Getting It Right (Including Regulation)
A powerful earthquake ripped through central Nepal in April 2015, flattening villages, killing thousands, and leaving thousands more homeless. When a team from a humanitarian aid group called Field Ready made its way to a makeshift camp for displaced people, it found a small but potentially life-threatening problem. A water pipe serving the camp had sprung a leak—an entry point for disease and contamination. But the team had a 3D printer rigged to its pickup truck. It was able to manufacture a pipe fitting on the spot—one that was still holding the pipe together months later.
It was a small victory, but it shows the potential for 3D printing to meet real needs—and improve real lives—in ways that have never been possible. There are reasons to be cautious about this new technology, the RAND researchers concluded, but there is also danger in overreacting, overregulating, and smothering what could be a new era of innovation.
The researchers offered a few ideas to help thread that needle. Countries could limit supplies of rare or dangerous raw materials, for example. They also could require online printer registration or require that printers encode a traceable identifying tag in their products. They could train workers in traditional manufacturing jobs to take on the 3D printing jobs of the future, which might help avert the social instability that would follow widespread unemployment.
What is really needed is more awareness of what 3D printing could make possible.
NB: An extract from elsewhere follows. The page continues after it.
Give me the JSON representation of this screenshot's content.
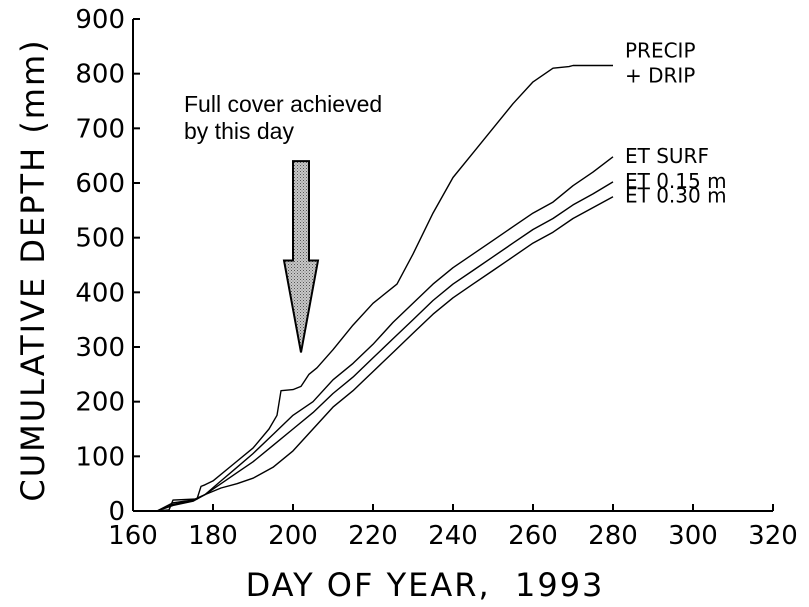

That means more thought and research into what 3D printing will mean for national security, international trade, and global stability—without losing sight of that pipe fitting in Nepal.
"This is powerful, amazing technology," RAND's Smith said. "There are positives and there are potential negatives, and it makes sense to think through those negatives before they become major issues that society is not prepared to deal with.
"That's why we did this study, to start that conversation."